2.4 Root zone warming induces tomato immunity
Our results indicate that tomato pathogen-resistance is systemically modulated by RZW, as previously suggested (Elad et al., 2017, 2016a; Elad, 2018). To examine whether the decrease in fungal and bacterial disease following RZW is paired with increased plant defense in tomato, we tested known hallmarks of immune system activation: ethylene (C2H4) and ROS production and defense gene expression. Warmed WT M82 plants exhibited an increase in ethylene production (Figure 6a ), while the warmed plants of the Brigade cultivar did not exhibit a significant increase in wounding ethylene (Supplemental Figure S2 ), perhaps due to differences in the innate immunity mechanisms among these two cultivars as indeed, cv. Brigade plants are more susceptible to Bc than M82 plants.
To examine whether RZW augments defense responses elicited by known elicitors of plant defense, we employed the Xyn11 family xylanase Ethylene Inducing Xylanase (EIX), that induces Effector Triggered Immunity (ETI) in responsive cultivars (Sharon et al., 1993; Leibman-Markus et al., 2017; ; Bar and Avni, 2009), and the bacterial flagellin derived peptide flg-22, that is known to broadly induce immunity and ROS production (Felix et al., 1999; Segonzac and Zipfel, 2011). The combination of RZW and EIX or flg-22 induces immune responses- ethylene and ROS respectively, at greater levels than the elicitor alone in both cases (Figure 6a,b; Figure S2 ).
To analyze the alterations to tomato gene expression caused by RZW, we applied both 24 hour and 7 day RZW to M82 plants, and examined the expression of several known defense genes. Warming induced the expression of proteinase inhibitor 2 (PI-2 , Solyc03g020080), pathogenesis-related proteins (PR1a , Solyc01g106620) andPR-1b (Solyc00g174340), Pto-interacting 5 (Pti-5,Solyc02g077370), 1-aminocyclopropane-1-carboxylate oxidase 1 (ACO-1 , Solyc07g049530) and WRKY75 (Solyc05g015850) (Figure 7a ).
We also examined the effect of RZW on the expression of Pattern Recognition Receptors (PRRs) in the plant shoot. A recent report has demonstrated that increases in PRR expression correlate with enhanced immune outputs, being sufficient- along with cell damage- to mount strong localized immune responses to invading pathogens (Zhou et al., 2020). Figure 7b demonstrates that several PRRs are induced by RZW, indicating that PRR induction could underlie part of the induced resistance observed upon RZW.
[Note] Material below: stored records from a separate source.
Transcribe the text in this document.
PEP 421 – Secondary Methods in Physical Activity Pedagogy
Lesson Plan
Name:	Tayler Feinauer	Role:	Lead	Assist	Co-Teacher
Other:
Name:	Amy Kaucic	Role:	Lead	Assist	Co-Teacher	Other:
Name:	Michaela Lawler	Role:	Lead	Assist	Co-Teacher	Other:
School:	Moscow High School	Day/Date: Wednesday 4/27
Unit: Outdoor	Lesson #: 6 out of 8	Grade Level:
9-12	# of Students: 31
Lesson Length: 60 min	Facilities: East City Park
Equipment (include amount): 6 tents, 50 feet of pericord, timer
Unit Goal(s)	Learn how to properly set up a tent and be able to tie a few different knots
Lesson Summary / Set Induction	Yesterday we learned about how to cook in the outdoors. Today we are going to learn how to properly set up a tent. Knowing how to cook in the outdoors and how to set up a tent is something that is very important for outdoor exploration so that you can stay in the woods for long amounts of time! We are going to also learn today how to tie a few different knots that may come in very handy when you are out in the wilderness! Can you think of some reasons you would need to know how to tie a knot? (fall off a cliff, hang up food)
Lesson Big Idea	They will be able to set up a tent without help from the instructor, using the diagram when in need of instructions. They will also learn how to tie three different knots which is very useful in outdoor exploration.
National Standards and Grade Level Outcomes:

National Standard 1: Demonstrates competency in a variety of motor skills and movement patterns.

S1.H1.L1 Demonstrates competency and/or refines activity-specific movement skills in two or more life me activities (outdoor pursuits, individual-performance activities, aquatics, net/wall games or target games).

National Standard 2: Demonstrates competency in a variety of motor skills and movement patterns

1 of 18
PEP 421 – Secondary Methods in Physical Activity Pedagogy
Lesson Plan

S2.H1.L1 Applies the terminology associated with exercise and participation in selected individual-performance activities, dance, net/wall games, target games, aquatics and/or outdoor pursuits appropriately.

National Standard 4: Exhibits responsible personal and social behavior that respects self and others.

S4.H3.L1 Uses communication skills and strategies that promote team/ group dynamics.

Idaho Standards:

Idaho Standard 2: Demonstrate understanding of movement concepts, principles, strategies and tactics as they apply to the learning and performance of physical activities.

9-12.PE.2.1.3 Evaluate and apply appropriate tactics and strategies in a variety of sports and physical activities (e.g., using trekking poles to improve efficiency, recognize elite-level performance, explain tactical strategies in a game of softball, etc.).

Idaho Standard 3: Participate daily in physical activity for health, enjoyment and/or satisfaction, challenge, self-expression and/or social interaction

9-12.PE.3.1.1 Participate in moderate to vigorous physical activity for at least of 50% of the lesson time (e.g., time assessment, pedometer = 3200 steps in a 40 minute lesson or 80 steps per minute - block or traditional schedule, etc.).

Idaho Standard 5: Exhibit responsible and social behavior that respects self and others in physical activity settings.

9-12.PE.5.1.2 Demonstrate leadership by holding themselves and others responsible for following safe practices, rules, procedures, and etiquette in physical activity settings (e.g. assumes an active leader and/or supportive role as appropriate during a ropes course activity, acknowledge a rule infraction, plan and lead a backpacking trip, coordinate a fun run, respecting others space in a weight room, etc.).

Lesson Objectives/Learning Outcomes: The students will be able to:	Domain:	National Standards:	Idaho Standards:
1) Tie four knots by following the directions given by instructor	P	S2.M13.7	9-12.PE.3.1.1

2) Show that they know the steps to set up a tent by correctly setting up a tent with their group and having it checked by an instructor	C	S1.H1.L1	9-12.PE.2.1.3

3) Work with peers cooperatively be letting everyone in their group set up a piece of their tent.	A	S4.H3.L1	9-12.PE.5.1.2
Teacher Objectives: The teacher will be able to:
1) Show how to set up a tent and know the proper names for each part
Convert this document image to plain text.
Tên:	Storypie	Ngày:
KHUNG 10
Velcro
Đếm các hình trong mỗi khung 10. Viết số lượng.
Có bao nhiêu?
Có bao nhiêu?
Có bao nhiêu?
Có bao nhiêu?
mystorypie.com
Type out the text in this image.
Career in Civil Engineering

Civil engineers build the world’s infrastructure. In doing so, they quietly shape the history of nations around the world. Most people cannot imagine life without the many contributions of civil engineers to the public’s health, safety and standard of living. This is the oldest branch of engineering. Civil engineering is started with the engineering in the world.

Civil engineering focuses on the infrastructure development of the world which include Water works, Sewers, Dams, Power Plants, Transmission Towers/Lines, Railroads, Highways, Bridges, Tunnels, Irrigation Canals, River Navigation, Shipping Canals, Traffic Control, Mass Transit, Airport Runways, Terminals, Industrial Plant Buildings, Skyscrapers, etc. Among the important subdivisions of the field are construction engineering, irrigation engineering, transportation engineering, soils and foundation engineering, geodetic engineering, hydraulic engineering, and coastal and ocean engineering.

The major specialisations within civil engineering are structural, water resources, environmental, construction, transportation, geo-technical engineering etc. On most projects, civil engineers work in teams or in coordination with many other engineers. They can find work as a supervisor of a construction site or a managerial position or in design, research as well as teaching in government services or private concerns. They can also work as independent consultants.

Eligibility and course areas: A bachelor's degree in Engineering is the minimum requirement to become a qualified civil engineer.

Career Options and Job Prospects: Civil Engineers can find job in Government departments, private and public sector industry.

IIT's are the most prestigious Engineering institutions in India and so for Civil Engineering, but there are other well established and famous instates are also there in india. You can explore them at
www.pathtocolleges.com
We examined defense gene expression 24 hours after Bcinoculation, in both warmed and unwarmed plants (Figure 8 ). In most cases, Bc induced greater levels of the defense genes assayed when compared with RZW, consistent with the idea that the warming treatment causes immunity priming (Figure 8- compare black and pale-gray bars). For most assayed genes, RZW prior to B. cinereainoculation did not result in significant alterations to defense gene expression, when compared with Bc alone (Figure 8- black vs dark gray bars), suggesting that induced resistance by RZW decreases subsequent disease levels irrespective of its effect on gene expression. Positive correlations between B. cinerea disease levels and defense gene expression were reported previously (Meller-Harel et al., 2014; Mehari et al., 2015). The chosen genes are all hallmarks of pathogen responses (Martínez-Medina et al., 2013; Ament et al., 2004; Iberkleid et al., 2014; Cui et al., 2019; Thara et al., 1999; López-Ráez et al., 2010; Li et al., 2017; Harel et al., 2014). Interestingly, comparing B. cinerea induced gene expression with heat-shock induced gene expression in published datasets yields several defense related genes and transcription factors which are induced in both cases, and could be promising targets for future research (Supplemental Figure S3 ).